The Tories’ planned cuts to tax credits could make up as much as £5bn of the planned £12bn cut to welfare. As well as helping to reduce inequality, tax credits have been hailed as a driving force in reducing child poverty.
Ruby Stockham is a staff writer at Left Foot Forward. Follow her on Twitter
82 Responses to “Richest are paying lower proportion of income tax than poorest, says ONS”
Fergus Mason
Compulsory health insurance, like most of Europe does. That also gets rid of a monolithic and inefficient health service by introducing real competition; if a German hospital is dirty and inefficient, patients won’t go there. The result is that German hospitals are well run and spotless.
blarg1987
And our private health care provision, which is exempt from providing evidence that could have affected a patients outcome if they suffered some form of complications is a shining example?
All systems have problems, choice comes with either additional costs whereby we have to pay for several hospitals to have staff twiddling their thumbs waiting for the consumer to arrive, or a reduced service provision, whereby, there will be sod all staff in if a major incident occurs.
Matt Booth
They collect taxes from people who live and earn a living in this country. They enjoy the protection of the state in all the ways it provides it, and as such, pay taxes.
If you want to pay little tax and keep all your heard earned money, move to Somalia. If you want to live in a civilised country among civilised people, then you must pay taxes to maintain the upkeep.
Furthermore, your argument seems to be that if you want luxuries you must work for them. But what about the people existing within the wage poverty? Those who work full time in jobs that do not pay enough for them to even exist? Benefits paid to the work less and feckless are an absolutely minimum of the overall welfare budget. Most of it is taken by Tax Credits. People who work hard and still cannot seem to make ends meet, and weren’t born with a silver spoon in their mouth.

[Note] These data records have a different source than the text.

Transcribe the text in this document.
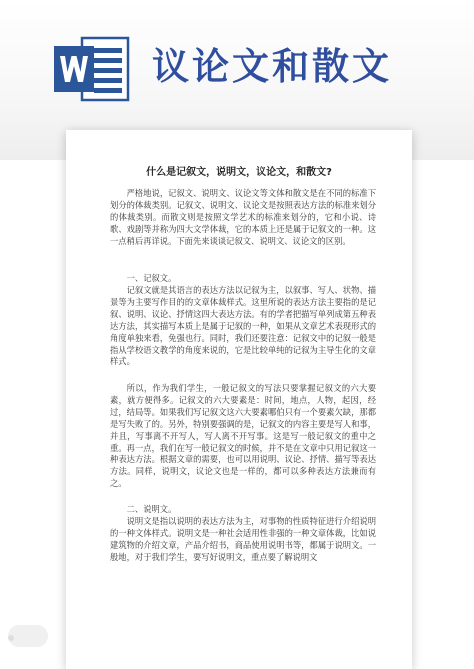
议论文和散文
什么是记叙文，说明文，议论文，和散文?

严格地说，记叙文、说明文、议论文等文体和散文是在不同的标准下划分的体裁类别。记叙文、说明文、议论文是按照表达方法的标准来划分的体裁类别。而散文则是按照文学艺术的标准来划分的，它和小说、诗歌、戏剧等并称为四大文学体裁，它的本质上还是属于记叙文的一种。这一点稍后再详说。下面先来谈谈记叙文、说明文、议论文的区别。

一、记叙文。

记叙文就是其语言的表达方法以记叙为主，以叙事、写人、状物、描景等为主要写作目的的文章体裁样式。这里所说的表达方法主要指的是记叙、说明、议论、抒情这四大表达方法。有的学者把描写单列成第五种表达方法，其实描写本质上是属于记叙的一种，如果从文章艺术表现形式的角度单独来看，免强也行。同时，我们还要注意：记叙文中的记叙一般是指从学校语文教学的角度来说的，它是比较单纯的记叙为主导生化的文章样式。

所以，作为我们学生，一般记叙文的写法只要掌握记叙文的六大要素，就方便得多。记叙文的六大要素是：时间，地点，人物，起因，经过，结局等。如果我们写记叙文这六大要素哪伯只有一个要素欠缺，那都是写失败了的。另外，特别要强调的是，记叙文的内容主要是写人和事，并且，写事离不开写人，写人离不开写事。这是写一般记叙文的重中之重。再一点，我们在写一般记叙文的时候，并不是在文章中只用记叙这一种表达方法。根据文章的需要，也可以用说明、议论、抒情、描写等表达方法。同样，说明文，议论文也是一样的，都可以多种表达方法兼而有之。

二、说明文。

说明文是指以说明的表达方法为主，对事物的性质特征进行介绍说明的一种文体样式。说明文是一种社会适用性非强的一种文章体裁，比如说建筑物的介绍文章，产品介绍书，商品使用说明书等，都属于说明文。一般地，对于我们学生，要写好说明文，重点要了解说明文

So the government has three choices.
1) Starve the poor
2) Pay tax credits from tax money
3) Force businesses to pay a living wage that means people don’t need tax credits at all (and can still survive and have “luxuries”).
1) Not going to happen. Who would sweep the streets and serve your groceries?
2) Already happening
3) Government too interlocked with businesses, plus people like you would cry foul that the government is dictating to honest hard working business people how to run their businesses.
So, on the contrary, it is absolutely the job of the government to make sure people have a roof over their head and food in their stomach by removing the proverbial foot on their head and letting them get their head above water.
Matt Booth
http://i.guim.co.uk/img/static/sys-images/Money/Pix/gallery/2014/3/25/1395752138824/income-figures-treasury-009.jpg?w=620&q=85&auto=format&sharp=10&s=ccb9591560209a5a9b7889034fa309c0
Apparently not.
Fergus Mason
“it is absolutely the job of the government to make sure people have a roof over their head and food in their stomach”
Yes it is. But it’s NOT the government’s job to make sure everyone has beer money and a TV. If you’re low-skilled or unqualified you’re never going to earn as much as someone with more marketable skills. There’s nothing unfair about that. A wage is payment for the value of the labour you provide, and if you’re unskilled your labour simply isn’t worth very much. Wage inequality is not an evil that needs to be eradicated; it’s what keeps us from collapsing into a mess like the late and unlamented Soviet Union, where nobody gave a shit about doing their job properly.